Although Azithromycin and Doxycycline can combat both Chlamydia trachomatis and Mycoplasma genitalium, ATT cannot eradicate these organisms. In fact, genital Mycoplasmas are resistant to Rifampicin due to a single amino acid mutation at position 526 in the beta subunit of RNA polymerase. [10] Therefore, in this patient, instituting ATT alone would not have cured her genital tract infection. Eradication of Mycobacterium tuberculosis infection alone would not be effective as two other etiological agents of tubal infertility, Chlamydia trachomatis and Mycoplasma genitalium, would persist and continue to cause long-term infection and sequelae.
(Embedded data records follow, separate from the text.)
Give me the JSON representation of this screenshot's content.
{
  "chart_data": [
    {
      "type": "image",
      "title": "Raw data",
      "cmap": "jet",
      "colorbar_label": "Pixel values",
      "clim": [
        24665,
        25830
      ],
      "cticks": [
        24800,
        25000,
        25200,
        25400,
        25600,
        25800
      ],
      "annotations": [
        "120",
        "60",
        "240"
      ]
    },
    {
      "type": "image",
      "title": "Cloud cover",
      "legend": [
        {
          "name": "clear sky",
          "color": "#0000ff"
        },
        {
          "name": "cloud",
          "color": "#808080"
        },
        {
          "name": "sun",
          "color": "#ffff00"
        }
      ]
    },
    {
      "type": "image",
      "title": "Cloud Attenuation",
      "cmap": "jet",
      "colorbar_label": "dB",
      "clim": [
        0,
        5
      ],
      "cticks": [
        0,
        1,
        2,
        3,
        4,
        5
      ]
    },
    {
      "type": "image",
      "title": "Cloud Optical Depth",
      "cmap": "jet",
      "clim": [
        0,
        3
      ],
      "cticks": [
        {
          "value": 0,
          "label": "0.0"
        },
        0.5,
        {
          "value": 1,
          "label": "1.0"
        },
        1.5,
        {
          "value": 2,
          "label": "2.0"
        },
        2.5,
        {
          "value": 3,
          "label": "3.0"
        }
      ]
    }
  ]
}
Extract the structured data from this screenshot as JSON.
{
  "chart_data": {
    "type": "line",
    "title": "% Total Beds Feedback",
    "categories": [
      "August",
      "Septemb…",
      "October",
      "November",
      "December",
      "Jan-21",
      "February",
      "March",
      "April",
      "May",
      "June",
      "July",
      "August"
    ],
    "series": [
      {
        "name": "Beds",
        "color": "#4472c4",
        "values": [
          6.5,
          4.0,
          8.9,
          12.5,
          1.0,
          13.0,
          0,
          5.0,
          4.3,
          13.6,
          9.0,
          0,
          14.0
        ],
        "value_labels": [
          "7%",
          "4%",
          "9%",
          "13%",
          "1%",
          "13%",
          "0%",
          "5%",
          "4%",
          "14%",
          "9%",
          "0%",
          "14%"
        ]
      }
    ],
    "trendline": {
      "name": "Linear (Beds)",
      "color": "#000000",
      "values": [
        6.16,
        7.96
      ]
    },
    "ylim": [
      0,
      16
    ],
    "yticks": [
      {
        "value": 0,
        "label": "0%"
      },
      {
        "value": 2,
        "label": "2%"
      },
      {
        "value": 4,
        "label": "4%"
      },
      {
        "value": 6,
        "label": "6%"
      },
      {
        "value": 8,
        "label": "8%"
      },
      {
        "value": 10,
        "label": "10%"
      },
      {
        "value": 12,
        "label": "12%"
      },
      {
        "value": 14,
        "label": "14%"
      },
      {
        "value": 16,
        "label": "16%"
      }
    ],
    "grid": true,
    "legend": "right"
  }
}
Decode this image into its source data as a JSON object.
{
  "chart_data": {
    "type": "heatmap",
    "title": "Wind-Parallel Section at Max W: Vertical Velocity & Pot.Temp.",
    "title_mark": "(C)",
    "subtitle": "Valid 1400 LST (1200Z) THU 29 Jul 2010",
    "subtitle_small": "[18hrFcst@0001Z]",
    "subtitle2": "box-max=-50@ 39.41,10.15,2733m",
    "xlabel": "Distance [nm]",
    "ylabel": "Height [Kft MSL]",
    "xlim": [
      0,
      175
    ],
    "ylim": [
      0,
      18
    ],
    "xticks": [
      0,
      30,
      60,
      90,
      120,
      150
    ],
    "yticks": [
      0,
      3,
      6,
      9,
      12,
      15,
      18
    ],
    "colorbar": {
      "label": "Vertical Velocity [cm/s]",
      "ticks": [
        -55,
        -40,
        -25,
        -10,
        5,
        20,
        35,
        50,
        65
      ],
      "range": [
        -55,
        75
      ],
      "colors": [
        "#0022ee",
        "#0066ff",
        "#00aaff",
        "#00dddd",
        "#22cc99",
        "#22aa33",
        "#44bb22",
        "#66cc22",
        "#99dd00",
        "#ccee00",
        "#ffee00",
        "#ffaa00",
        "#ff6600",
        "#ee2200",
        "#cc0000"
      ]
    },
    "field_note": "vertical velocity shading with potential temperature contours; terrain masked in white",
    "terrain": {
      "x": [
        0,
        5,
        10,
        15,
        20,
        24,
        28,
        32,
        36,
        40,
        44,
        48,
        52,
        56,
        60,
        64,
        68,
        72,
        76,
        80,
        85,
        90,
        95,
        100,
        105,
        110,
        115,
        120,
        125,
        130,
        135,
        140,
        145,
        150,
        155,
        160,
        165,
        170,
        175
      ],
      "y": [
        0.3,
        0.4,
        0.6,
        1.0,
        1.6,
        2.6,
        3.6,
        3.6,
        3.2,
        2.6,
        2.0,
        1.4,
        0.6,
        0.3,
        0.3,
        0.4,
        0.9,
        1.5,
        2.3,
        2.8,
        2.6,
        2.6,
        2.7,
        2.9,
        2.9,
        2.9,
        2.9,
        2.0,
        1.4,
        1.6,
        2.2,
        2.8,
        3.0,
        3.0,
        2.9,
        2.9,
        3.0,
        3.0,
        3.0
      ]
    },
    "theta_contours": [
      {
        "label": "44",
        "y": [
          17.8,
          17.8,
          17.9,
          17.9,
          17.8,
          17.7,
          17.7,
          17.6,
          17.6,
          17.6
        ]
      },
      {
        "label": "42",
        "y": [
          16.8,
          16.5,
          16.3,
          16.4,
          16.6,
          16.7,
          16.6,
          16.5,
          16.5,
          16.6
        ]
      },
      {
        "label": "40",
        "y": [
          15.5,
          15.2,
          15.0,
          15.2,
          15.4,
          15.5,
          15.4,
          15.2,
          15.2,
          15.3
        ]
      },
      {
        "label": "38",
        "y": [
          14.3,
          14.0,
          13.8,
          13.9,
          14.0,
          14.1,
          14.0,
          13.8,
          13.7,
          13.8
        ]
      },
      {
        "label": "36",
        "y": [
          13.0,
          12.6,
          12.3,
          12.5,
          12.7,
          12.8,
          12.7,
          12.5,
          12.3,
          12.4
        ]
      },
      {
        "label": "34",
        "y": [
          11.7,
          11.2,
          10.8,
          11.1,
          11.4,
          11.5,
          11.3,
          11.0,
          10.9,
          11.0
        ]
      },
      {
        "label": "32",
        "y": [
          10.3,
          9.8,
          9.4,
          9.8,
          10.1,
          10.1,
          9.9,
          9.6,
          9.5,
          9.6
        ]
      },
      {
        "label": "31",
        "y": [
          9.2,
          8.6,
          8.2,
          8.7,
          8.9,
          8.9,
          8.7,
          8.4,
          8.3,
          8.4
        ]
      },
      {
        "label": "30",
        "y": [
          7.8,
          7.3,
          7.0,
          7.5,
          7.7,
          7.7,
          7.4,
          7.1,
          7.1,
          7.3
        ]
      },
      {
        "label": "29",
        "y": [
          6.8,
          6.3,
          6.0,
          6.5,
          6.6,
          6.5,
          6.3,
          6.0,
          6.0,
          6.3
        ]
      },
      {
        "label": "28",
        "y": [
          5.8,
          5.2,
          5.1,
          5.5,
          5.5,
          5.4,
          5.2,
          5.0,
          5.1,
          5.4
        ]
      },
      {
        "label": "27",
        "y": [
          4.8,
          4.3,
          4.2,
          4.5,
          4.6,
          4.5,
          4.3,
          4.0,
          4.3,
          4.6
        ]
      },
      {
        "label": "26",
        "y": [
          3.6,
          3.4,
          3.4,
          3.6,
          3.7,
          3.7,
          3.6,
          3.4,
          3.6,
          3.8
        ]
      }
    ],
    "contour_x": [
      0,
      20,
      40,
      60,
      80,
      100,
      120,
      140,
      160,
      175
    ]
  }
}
Hence, it was essential to treat the patient with a combination of ATT and Azithromycin to result in complete cure.

This case report serves as a reminder to treating physicians that in cases of tubal infertility, it is imperative to screen the patient for Chlamydia trachomatis and genital Mycoplasma infections using appropriate diagnostic techniques like the nucleic acid amplification test. Timely diagnosis of these agents will result in the institution of appropriate therapy and prevent the sequel of infection.